4 avril 2024
Cour de cassation
Pourvoi n° 22-18.382

Deuxième chambre civile - Formation restreinte hors RNSM/NA

Publié au Bulletin

ECLI:FR:CCASS:2024:C200309

Titres et sommaires

CASSATION - Pourvoi - Délai - Interruption - Absence d'effet - Aide juridictionnelle en vue de se pourvoir - Retrait postérieur

Selon l'article 44 du décret n° 2020-1717 du 28 décembre 2020, le dépôt de la demande d'aide juridictionnelle, en vue de se pourvoir devant la Cour de cassation, interrompt le délai imparti pour le dépôt du pourvoi.
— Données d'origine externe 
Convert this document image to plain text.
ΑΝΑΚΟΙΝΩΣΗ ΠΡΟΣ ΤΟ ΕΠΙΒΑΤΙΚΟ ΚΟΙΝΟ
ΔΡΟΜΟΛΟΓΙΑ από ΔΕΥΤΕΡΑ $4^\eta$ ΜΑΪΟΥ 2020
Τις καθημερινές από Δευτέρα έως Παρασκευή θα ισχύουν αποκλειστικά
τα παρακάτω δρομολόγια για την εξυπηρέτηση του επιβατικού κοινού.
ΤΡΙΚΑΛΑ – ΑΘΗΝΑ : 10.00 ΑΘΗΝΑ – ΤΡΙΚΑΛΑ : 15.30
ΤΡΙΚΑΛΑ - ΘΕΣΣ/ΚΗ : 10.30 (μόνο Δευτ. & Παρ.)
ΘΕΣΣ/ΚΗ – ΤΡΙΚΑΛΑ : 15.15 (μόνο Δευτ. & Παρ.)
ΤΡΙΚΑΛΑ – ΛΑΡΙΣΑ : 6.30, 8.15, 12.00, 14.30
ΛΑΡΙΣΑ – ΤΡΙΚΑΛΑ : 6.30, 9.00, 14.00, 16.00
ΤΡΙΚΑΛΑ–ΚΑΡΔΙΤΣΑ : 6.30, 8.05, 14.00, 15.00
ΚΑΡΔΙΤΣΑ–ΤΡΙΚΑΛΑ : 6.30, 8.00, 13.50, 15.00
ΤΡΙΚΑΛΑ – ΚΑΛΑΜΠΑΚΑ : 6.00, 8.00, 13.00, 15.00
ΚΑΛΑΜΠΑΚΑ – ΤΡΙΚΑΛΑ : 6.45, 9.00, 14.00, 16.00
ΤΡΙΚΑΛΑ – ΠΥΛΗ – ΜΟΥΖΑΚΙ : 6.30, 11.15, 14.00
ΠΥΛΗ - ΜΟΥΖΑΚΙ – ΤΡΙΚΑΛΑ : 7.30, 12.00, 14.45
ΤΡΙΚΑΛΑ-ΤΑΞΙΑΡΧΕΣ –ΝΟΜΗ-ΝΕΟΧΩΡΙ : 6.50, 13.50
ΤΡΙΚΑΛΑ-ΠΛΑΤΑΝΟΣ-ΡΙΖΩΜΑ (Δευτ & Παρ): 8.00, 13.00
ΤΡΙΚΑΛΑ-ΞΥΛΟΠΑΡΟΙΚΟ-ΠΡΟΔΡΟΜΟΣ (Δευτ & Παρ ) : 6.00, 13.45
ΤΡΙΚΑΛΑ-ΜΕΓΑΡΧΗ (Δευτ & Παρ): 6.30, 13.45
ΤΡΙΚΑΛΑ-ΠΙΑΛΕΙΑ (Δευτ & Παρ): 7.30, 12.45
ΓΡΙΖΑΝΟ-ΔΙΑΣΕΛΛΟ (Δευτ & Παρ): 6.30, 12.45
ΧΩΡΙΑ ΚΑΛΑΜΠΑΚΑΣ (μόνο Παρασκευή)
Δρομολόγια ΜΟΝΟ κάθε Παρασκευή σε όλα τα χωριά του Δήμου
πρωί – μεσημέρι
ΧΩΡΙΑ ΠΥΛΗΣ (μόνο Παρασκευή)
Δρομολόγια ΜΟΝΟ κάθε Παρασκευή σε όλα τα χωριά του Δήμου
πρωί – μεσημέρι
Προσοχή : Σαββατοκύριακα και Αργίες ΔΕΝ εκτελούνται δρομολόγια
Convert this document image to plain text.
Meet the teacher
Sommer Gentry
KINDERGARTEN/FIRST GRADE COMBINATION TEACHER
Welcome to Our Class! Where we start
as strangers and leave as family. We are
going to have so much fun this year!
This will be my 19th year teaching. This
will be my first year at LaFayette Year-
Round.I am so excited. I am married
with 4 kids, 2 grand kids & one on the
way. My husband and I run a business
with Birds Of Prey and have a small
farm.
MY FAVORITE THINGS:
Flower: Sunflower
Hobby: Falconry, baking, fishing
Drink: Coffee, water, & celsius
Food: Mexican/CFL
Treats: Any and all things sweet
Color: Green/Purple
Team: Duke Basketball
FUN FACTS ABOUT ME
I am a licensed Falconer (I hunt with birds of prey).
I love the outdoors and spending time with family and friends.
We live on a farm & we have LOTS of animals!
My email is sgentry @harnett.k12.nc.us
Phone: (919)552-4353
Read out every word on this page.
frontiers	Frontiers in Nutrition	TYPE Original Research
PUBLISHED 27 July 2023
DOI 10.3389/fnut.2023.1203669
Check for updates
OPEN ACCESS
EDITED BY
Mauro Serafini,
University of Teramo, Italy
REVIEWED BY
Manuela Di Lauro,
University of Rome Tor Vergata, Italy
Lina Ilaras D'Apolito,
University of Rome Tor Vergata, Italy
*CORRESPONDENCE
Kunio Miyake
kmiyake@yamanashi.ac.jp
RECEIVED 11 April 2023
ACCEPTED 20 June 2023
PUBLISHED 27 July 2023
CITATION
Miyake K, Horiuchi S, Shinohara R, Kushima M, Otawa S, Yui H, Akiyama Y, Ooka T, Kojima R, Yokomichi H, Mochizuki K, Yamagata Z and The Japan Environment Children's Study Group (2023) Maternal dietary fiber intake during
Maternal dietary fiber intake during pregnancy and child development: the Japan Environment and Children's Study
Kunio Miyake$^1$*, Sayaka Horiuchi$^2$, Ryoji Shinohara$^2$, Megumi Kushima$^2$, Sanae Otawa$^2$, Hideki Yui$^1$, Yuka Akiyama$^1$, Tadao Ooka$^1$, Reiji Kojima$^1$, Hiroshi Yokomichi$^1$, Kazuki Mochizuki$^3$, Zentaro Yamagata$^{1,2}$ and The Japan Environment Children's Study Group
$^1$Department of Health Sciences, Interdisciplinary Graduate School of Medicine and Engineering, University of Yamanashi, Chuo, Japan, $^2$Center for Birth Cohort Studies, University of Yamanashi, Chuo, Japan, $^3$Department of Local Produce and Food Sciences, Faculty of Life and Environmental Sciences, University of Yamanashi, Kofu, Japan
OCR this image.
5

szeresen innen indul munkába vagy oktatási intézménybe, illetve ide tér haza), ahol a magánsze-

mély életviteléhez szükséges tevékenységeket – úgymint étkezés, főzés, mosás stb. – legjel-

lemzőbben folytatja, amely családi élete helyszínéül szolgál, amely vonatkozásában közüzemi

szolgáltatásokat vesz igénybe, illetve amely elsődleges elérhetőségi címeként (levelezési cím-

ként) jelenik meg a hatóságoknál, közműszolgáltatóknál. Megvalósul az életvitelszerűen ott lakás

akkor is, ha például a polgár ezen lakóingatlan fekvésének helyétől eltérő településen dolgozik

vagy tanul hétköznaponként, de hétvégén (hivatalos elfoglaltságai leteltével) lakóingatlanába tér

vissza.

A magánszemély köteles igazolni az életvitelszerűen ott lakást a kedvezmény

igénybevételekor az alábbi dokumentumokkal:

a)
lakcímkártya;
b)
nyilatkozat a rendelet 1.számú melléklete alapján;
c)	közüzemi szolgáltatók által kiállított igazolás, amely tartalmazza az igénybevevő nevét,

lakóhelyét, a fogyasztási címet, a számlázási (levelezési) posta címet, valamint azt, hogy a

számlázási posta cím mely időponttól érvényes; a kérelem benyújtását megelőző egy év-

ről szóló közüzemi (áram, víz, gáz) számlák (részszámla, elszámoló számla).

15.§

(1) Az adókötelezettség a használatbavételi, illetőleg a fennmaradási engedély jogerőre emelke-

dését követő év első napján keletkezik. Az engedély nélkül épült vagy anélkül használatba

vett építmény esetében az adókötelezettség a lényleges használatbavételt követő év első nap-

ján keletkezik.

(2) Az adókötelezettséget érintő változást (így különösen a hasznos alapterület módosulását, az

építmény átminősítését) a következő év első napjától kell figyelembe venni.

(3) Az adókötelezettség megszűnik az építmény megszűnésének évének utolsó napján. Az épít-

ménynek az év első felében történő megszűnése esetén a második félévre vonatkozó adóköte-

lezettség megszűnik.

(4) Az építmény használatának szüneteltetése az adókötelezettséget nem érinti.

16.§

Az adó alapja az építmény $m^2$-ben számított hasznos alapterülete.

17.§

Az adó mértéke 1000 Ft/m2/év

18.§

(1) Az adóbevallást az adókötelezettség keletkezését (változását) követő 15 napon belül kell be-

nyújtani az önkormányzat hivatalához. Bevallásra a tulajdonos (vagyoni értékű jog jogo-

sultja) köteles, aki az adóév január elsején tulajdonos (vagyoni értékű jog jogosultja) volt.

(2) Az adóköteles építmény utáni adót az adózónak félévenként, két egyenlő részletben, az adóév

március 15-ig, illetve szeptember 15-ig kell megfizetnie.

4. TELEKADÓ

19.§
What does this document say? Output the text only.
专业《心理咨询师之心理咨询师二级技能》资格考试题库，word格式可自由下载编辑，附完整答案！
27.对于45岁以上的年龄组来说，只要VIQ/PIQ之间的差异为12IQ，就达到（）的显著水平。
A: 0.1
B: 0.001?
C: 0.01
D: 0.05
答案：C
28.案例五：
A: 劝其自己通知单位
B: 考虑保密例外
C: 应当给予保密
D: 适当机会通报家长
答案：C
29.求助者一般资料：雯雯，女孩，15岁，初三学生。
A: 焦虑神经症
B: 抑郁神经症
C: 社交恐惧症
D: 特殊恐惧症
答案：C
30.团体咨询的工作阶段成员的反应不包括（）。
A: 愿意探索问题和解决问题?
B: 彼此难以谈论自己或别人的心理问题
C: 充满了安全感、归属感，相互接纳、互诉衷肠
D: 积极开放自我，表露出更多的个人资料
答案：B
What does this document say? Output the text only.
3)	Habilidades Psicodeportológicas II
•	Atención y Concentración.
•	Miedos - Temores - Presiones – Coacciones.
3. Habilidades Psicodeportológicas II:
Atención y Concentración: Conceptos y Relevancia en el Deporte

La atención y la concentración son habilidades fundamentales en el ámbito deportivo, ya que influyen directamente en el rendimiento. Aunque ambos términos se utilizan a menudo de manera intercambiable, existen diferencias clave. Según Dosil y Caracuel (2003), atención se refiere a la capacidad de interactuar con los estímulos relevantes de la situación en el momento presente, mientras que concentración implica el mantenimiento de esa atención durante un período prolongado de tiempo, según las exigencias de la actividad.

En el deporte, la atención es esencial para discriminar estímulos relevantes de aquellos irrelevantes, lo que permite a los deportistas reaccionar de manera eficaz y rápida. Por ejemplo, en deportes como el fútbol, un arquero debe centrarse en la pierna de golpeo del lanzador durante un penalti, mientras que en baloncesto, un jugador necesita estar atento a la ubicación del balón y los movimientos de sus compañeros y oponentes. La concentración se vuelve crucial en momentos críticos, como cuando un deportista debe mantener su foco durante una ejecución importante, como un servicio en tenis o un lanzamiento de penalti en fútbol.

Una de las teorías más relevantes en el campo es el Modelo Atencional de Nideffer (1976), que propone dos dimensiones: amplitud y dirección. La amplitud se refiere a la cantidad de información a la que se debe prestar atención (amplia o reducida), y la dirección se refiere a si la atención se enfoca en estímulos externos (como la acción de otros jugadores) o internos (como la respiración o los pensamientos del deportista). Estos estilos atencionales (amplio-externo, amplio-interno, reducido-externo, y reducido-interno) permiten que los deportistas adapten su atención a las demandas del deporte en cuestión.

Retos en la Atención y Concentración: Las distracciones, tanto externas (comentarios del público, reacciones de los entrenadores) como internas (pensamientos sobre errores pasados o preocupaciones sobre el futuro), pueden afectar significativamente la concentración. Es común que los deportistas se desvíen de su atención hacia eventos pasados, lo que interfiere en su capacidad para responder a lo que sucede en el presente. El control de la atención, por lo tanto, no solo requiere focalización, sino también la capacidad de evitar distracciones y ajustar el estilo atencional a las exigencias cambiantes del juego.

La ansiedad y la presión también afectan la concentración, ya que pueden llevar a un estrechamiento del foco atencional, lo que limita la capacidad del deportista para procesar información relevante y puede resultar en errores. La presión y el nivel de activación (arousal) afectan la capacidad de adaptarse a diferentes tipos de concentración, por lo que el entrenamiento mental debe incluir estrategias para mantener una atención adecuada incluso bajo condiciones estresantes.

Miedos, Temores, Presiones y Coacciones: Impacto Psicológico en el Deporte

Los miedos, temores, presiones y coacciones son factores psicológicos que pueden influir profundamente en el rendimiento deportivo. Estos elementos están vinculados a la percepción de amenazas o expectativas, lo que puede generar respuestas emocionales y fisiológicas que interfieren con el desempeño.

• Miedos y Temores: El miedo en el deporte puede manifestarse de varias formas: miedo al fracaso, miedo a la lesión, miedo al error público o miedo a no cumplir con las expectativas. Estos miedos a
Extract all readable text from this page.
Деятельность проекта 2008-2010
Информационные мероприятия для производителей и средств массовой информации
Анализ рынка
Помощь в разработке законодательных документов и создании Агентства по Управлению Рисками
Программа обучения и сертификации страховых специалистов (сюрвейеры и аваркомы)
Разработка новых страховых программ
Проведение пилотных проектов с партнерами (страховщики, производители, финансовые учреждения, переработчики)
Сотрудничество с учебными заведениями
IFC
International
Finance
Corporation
Le retrait postérieur du bénéfice de l'aide juridictionnelle est sans effet sur l'interruption du délai résultant de cette demande

AIDE JUDICIAIRE - Aide juridictionnelle - Demande - Effets - Cassation - Pourvoi - Délai - Interruption - Conditions

Texte de la décision

CIV. 2

FD



COUR DE CASSATION
______________________


Audience publique du 4 avril 2024




Cassation sans renvoi


Mme MARTINEL, président



Arrêt n° 309 F-B

Pourvoi n° K 22-18.382





R É P U B L I Q U E F R A N Ç A I S E

_________________________

AU NOM DU PEUPLE FRANÇAIS
_________________________




ARRÊT DE LA COUR DE CASSATION, DEUXIÈME CHAMBRE CIVILE, DU 4 AVRIL 2024

M. [G] [J], domicilié [Adresse 2], a formé le pourvoi n° K 22-18.382 contre l'ordonnance n° RG : 21/02053 rendue le 13 janvier 2022 par le premier président de la cour d'appel de Pau (chambre spéciale), dans le litige l'opposant à la société Darmendrail & Santi, société d'avocats, société d'exercice libéral à responsabilité limitée, dont le siège est [Adresse 1], défenderesse à la cassation.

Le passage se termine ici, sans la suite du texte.